Jan. 22, 2006 – After years of negotiations, the V.I. National Park and the Marsh family heirs, who own land at St. John's Maho Bay, were not able to reach an agreement on how to divide up the land.
"The matter is in the courts. We were unable to reach an agreement with the other owners, so the property will be partitioned," Park Superintendent Art Frederick said Sunday at the Friends of the Park annual meeting, held at T'ree Lizards Restaurant at Cinnamon Bay Campground.
About 160 people attended the meeting.
The 438 acres across North Shore Road from Great Maho Bay have a complicated ownership. The park owns the beach at Great Maho Bay, as well as the North Shore Road that runs along it.
The inland acreage is not divided into individual ownership, but rather by shares. The park has three shares, the Trust for Public Land has one, and Marsh family heirs own seven, for a total of 11.
Six of the seven heirs have given businessman James Simons options to buy their seven shares, owned collectively by the all the heirs. Simons is the founder and president of New York-based Renaissance Technologies Corp., a private investment firm.
Friends president Joe Kessler said one heir isn't interested in selling.
Kessler said that when the court partitions the property, the park's three shares will be contiguous.
Reportedly Simons wants to build a "think tank" on the property, put a dock in at Maho Bay, move the road and fill in the wetlands.
The Friends of the Park have launched an aggressive "call-to-action" campaign opposing Simon's plans.
In his state of the park address, Frederick said the park will hold public meetings on its proposed new general management plan. He said he anticipates the meetings will start in about six to eight weeks.
He said the plan creates five different zones within the park: a visitor contact zone, a recreation zone, a resource protection zone, a nature and heritage zone, and a backcountry experience zone.
While four of the zones include activities that already happen in the park, backcountry camping will be new.
Frederick said he envisions a visitor getting off the ferry, picking up a backcountry camping permit at the visitors center, and heading out on a yet-to-be- developed hiking path along the North Shore to a backcountry campground.
Keynote speaker David Rockefeller Jr., nephew of park benefactor Laurence S. Rockefeller, said parks across the country face challenges in trying to balance the needs of all visitors.
He said he has an issue with noise, particularly blasting radios that annoy everyone on the beach.
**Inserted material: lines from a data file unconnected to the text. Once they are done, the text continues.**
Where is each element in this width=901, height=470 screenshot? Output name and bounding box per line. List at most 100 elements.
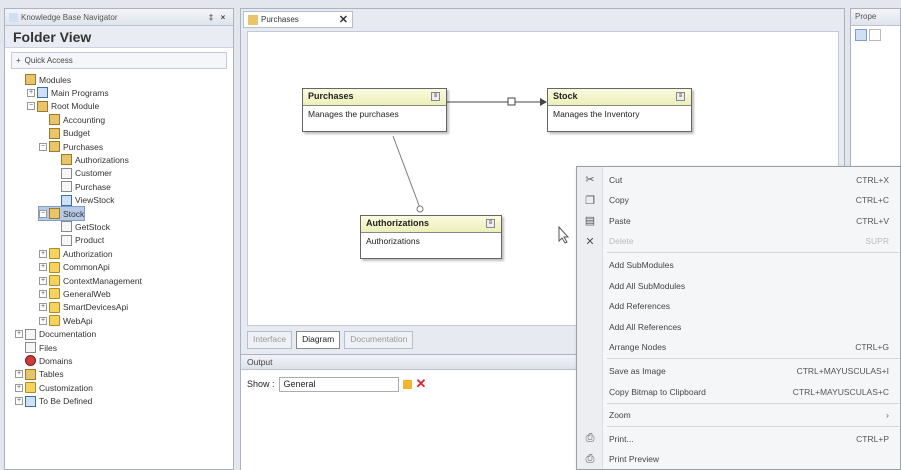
show-value: General [283,378,316,389]
doc-icon [61,234,72,246]
cuticon: ✂ [585,174,595,186]
collapse-icon[interactable]: ≡ [431,92,440,101]
collapse-icon[interactable]: ≡ [676,92,685,101]
menu-item-label: Print Preview [609,454,660,465]
tree-item-files[interactable]: Files [15,341,57,354]
doc-icon [61,181,72,193]
menu-item-add-all-references[interactable]: Add All References [577,316,901,337]
tree-item-product[interactable]: Product [51,234,104,247]
view-tabs: Interface Diagram Documentation [247,331,414,349]
folder-view-heading: Folder View [5,26,233,48]
tree-item-label: SmartDevicesApi [63,302,129,313]
menu-item-arrange-nodes[interactable]: Arrange Nodes CTRL+G [577,337,901,358]
menu-item-print-preview[interactable]: ⎙ Print Preview [577,449,901,470]
menu-item-add-references[interactable]: Add References [577,296,901,317]
show-select[interactable]: General [278,376,399,392]
navigator-title: Knowledge Base Navigator [21,12,118,22]
close-button[interactable]: × [217,13,229,22]
expander-icon[interactable]: + [39,303,47,312]
mod-icon [61,154,72,166]
menu-item-label: Delete [609,236,634,247]
deleteicon: ✕ [585,235,595,248]
tree-item-budget[interactable]: Budget [39,127,90,140]
menu-item-shortcut: CTRL+C [855,195,889,206]
tree-item-main-programs[interactable]: + Main Programs [27,86,109,99]
tab-diagram[interactable]: Diagram [296,331,341,349]
quick-access-bar[interactable]: + Quick Access [11,52,227,69]
tree-item-smartdevicesapi[interactable]: + SmartDevicesApi [39,301,128,314]
tree-item-modules[interactable]: Modules [15,73,71,86]
menu-item-shortcut: CTRL+G [855,342,889,353]
print-previewicon: ⎙ [585,452,595,465]
menu-item-save-as-image[interactable]: Save as Image CTRL+MAYUSCULAS+I [577,360,901,381]
expander-icon[interactable]: + [39,316,47,325]
expander-icon[interactable]: + [27,88,35,97]
tree-item-stock[interactable]: − Stock [37,206,86,221]
menu-separator [607,402,899,404]
tab-close-icon[interactable]: ✕ [339,13,348,26]
tree-item-webapi[interactable]: + WebApi [39,314,93,327]
clear-icon[interactable]: ✕ [416,376,427,392]
tree-item-label: Product [75,235,105,246]
expander-icon[interactable]: − [39,142,47,151]
tree-item-documentation[interactable]: + Documentation [15,328,96,341]
tree-item-commonapi[interactable]: + CommonApi [39,261,110,274]
tree-item-tables[interactable]: + Tables [15,368,64,381]
tree-item-label: Modules [39,74,72,85]
tree-item-label: GeneralWeb [63,288,111,299]
expander-icon[interactable]: + [39,263,47,272]
tree-item-authorization[interactable]: + Authorization [39,247,113,260]
tree-item-purchase[interactable]: Purchase [51,180,111,193]
dropdown-icon[interactable] [402,379,412,389]
menu-item-print[interactable]: ⎙ Print... CTRL+P [577,428,901,449]
tab-documentation[interactable]: Documentation [344,331,414,349]
node-purchases[interactable]: Purchases ≡ Manages the purchases [302,88,447,132]
doc-icon [61,167,72,179]
menu-item-add-submodules[interactable]: Add SubModules [577,254,901,275]
tree-item-to-be-defined[interactable]: + To Be Defined [15,395,92,408]
expander-icon[interactable]: + [39,289,47,298]
node-stock[interactable]: Stock ≡ Manages the Inventory [547,88,692,132]
tree-item-purchases[interactable]: − Purchases [39,140,103,153]
menu-item-copy[interactable]: ❐ Copy CTRL+C [577,190,901,211]
blue-icon [61,194,72,206]
expander-icon[interactable]: + [15,397,23,406]
expander-icon[interactable]: − [39,209,47,218]
tree-item-customer[interactable]: Customer [51,167,112,180]
tree-item-root-module[interactable]: − Root Module [27,100,99,113]
tree-item-generalweb[interactable]: + GeneralWeb [39,287,111,300]
menu-item-zoom[interactable]: Zoom › [577,405,901,426]
tree-item-customization[interactable]: + Customization [15,381,93,394]
tree-item-label: ContextManagement [63,275,142,286]
fold-icon [49,248,60,260]
collapse-icon[interactable]: ≡ [486,219,495,228]
expander-icon[interactable]: + [39,249,47,258]
node-authorizations[interactable]: Authorizations ≡ Authorizations [360,215,502,259]
expander-icon[interactable]: + [15,370,23,379]
categorized-icon[interactable] [855,29,867,41]
output-title: Output [241,355,581,370]
tab-purchases[interactable]: Purchases ✕ [243,11,353,28]
menu-item-copy-bitmap-to-clipboard[interactable]: Copy Bitmap to Clipboard CTRL+MAYUSCULAS+… [577,381,901,402]
expander-icon[interactable]: + [39,276,47,285]
menu-item-label: Add References [609,301,670,312]
menu-item-add-all-submodules[interactable]: Add All SubModules [577,275,901,296]
sort-icon[interactable] [869,29,881,41]
expander-icon[interactable]: + [15,383,23,392]
tree-item-label: Stock [63,208,85,219]
tree-item-label: CommonApi [63,262,110,273]
tab-interface[interactable]: Interface [247,331,293,349]
tree-item-authorizations[interactable]: Authorizations [51,153,129,166]
tree-item-viewstock[interactable]: ViewStock [51,194,115,207]
expander-icon[interactable]: + [15,330,23,339]
menu-item-cut[interactable]: ✂ Cut CTRL+X [577,169,901,190]
menu-item-paste[interactable]: ▤ Paste CTRL+V [577,210,901,231]
tree-item-getstock[interactable]: GetStock [51,220,110,233]
tree-item-domains[interactable]: Domains [15,354,73,367]
tree-item-contextmanagement[interactable]: + ContextManagement [39,274,142,287]
expander-icon[interactable]: − [27,102,35,111]
tree-item-label: Main Programs [51,87,109,98]
pin-button[interactable]: ‡ [205,13,217,22]
tree-item-accounting[interactable]: Accounting [39,113,105,126]
blue-icon [37,87,48,99]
He suggested noisy activities be separated from those that are quieter.
Rockefeller also spoke about the trend at "overloaded" national parks to make visitors take buses to key attractions.
"Those places would be total parking lots if they were allowed to go in their own vehicles," he said.
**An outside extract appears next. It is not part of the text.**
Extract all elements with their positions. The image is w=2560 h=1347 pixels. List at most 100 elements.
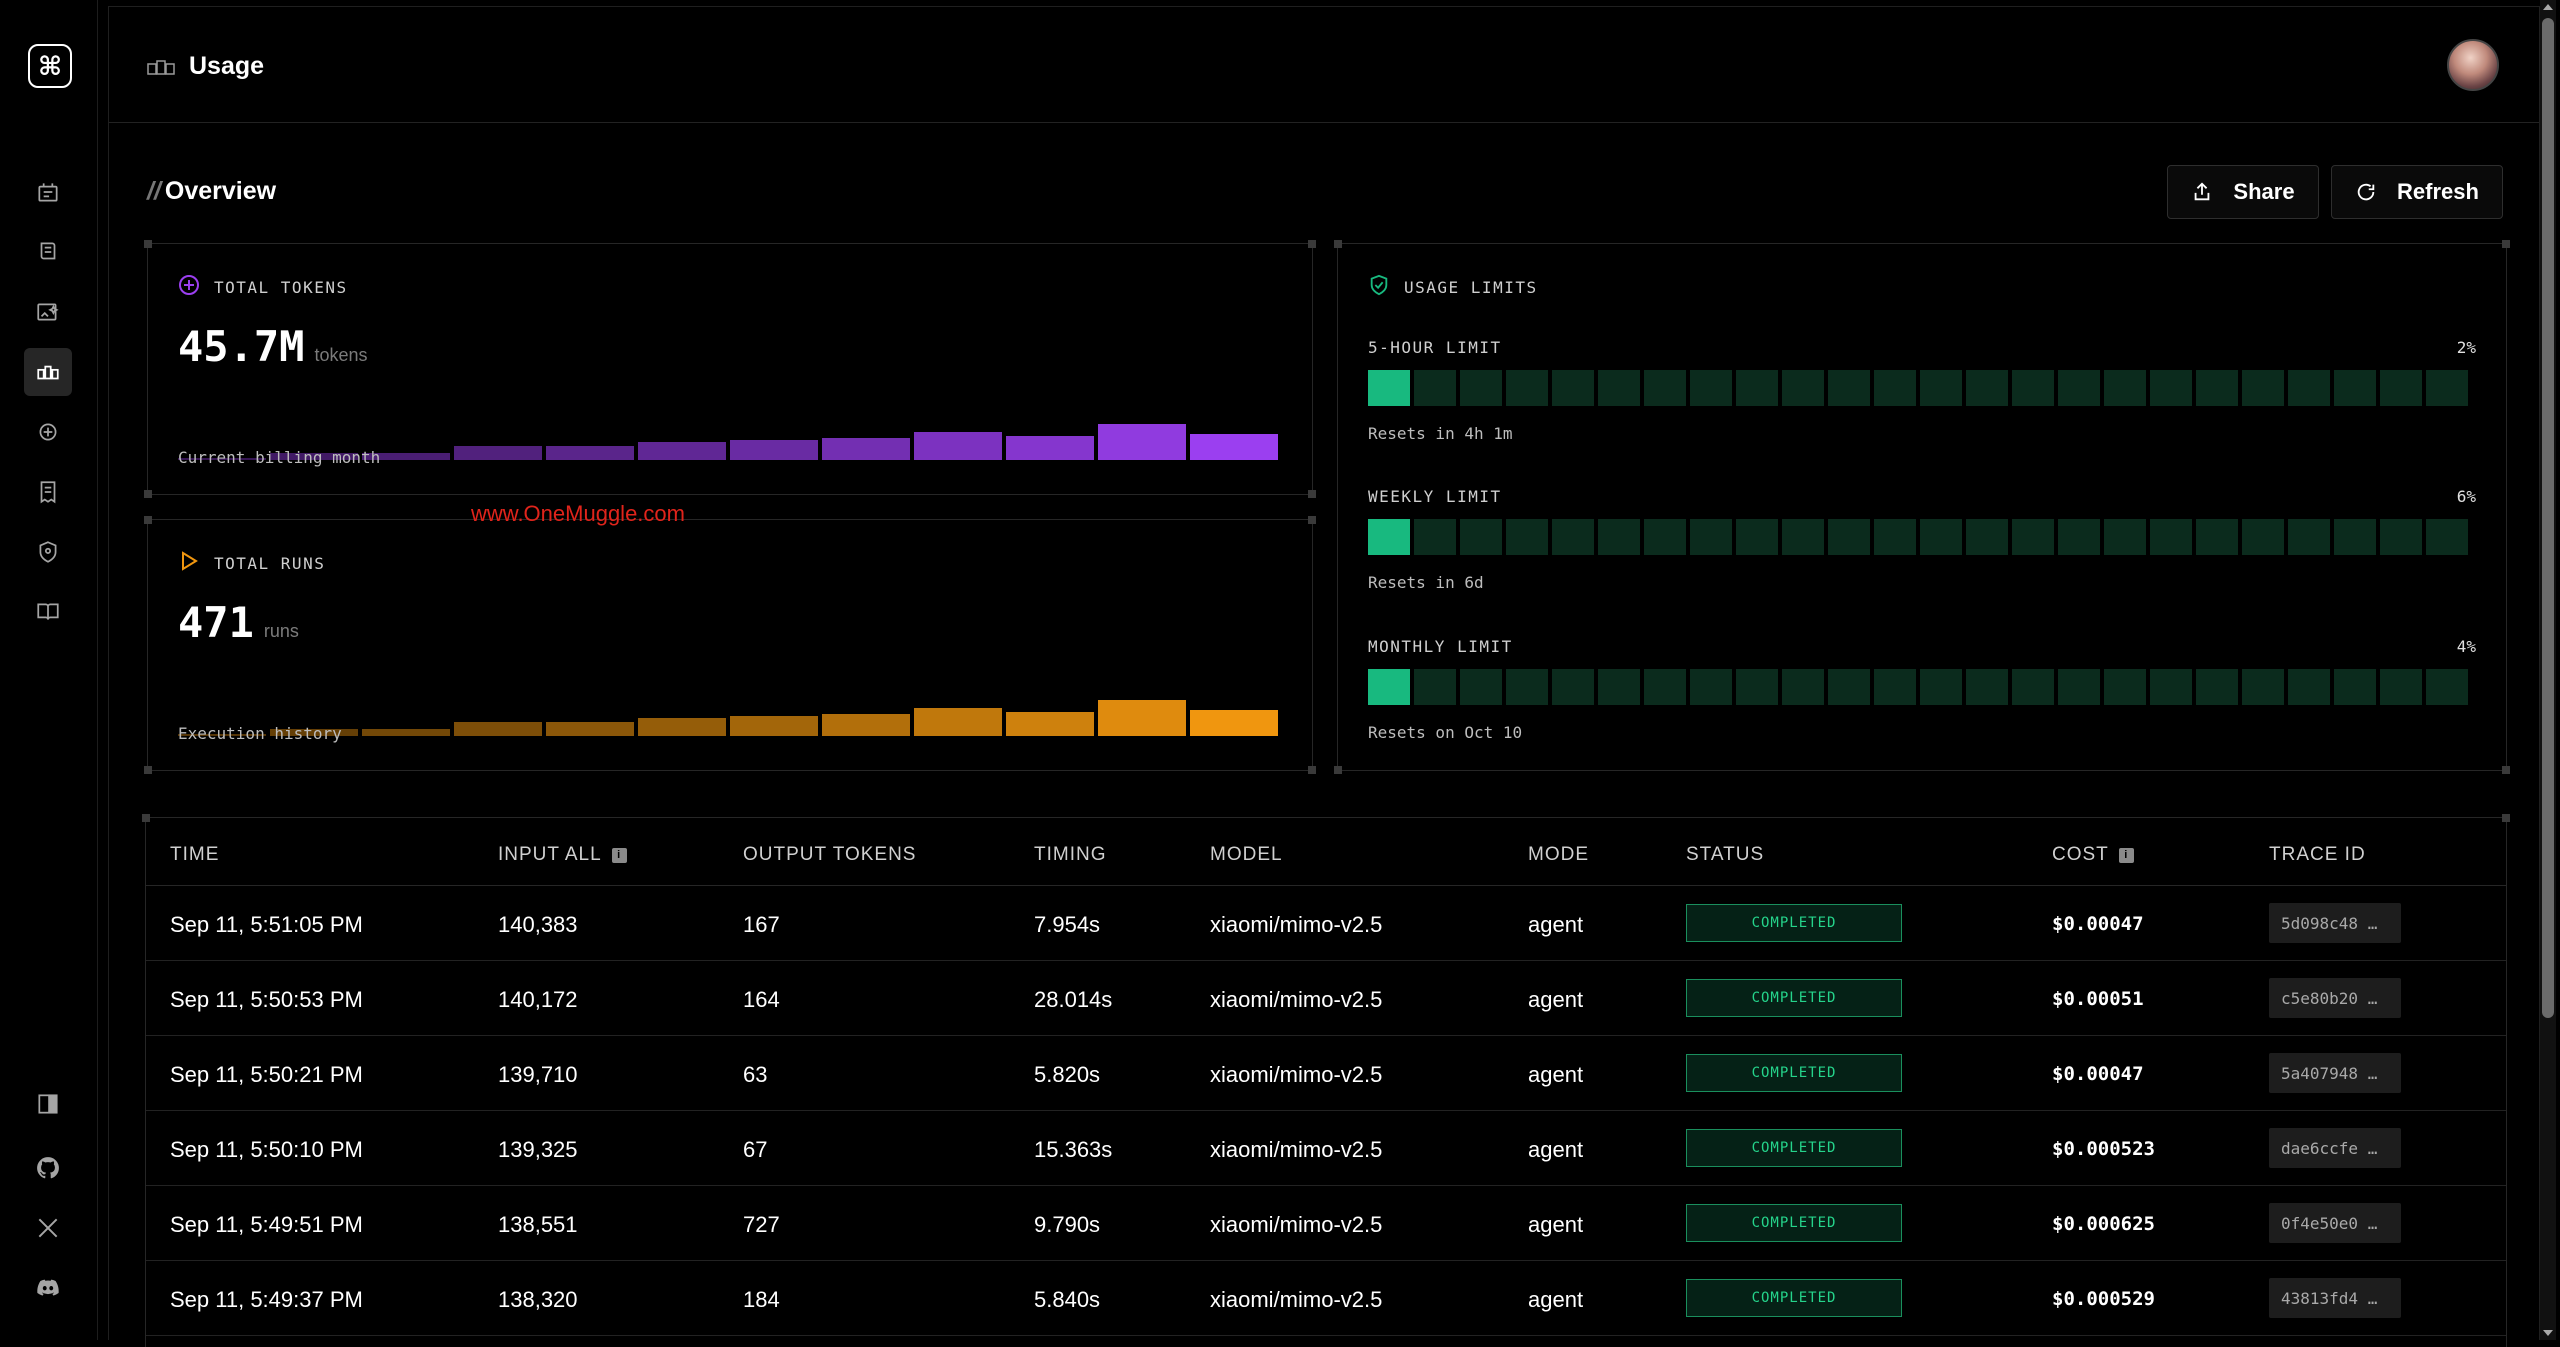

While he didn't mention the parking congestion at this park, the parking lots at popular Trunk Bay often overflow onto the road.
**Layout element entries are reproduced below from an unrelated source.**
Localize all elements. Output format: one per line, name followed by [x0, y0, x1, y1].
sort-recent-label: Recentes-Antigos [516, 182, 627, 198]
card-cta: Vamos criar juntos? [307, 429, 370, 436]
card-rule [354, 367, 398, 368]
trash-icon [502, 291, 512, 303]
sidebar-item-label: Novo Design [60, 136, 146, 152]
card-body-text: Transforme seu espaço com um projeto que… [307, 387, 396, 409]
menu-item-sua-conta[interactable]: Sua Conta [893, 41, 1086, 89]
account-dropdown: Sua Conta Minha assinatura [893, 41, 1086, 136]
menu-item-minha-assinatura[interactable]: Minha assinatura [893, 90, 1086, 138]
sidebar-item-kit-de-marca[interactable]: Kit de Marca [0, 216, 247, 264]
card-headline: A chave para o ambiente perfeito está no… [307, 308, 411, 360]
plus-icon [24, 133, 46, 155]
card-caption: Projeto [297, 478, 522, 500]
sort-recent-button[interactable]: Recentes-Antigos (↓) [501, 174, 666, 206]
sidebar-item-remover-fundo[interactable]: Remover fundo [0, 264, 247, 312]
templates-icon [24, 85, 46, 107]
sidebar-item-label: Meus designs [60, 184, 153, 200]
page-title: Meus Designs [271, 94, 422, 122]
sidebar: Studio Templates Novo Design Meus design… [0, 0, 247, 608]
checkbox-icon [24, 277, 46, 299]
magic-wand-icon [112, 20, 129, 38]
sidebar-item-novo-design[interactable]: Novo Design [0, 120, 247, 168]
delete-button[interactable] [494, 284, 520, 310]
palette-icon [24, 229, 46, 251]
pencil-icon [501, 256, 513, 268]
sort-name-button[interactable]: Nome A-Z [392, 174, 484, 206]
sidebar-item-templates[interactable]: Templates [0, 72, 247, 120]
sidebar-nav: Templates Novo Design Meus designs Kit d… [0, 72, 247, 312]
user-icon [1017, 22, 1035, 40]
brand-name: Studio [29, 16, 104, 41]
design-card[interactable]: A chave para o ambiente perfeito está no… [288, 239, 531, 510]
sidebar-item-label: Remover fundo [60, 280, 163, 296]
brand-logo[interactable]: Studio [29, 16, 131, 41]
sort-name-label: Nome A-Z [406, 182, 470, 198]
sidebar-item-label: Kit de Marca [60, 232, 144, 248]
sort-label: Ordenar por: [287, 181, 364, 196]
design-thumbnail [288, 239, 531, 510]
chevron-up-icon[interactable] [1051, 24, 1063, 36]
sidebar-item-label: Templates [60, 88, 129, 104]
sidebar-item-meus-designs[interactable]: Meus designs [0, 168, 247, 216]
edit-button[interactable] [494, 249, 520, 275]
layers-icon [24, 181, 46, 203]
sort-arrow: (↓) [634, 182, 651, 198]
Rockefeller recently served as the vice-chairman at the National Parks Foundation, a group he called a "Friends group" for the entire National Park Service.
He spoke about the importance of such groups but warned the members of this Friends group not to allow the U.S. Congress to renege on its funding obligation because the Friends are good at raising money.
Frederick and other speakers also noted that the park will celebrate its 50th anniversary this year. Events are planned throughout the year.
The Friends gave its partnership award to Rafe Boulon, the park's chief of resource management, and its volunteer award to the late David Denny.
Kessler said that Denny, who died recently, was a docent at Annaberg Plantation.
The park's Volunteer of the Year Award went to retired librarian Midori Buchanan for organizing the park's library.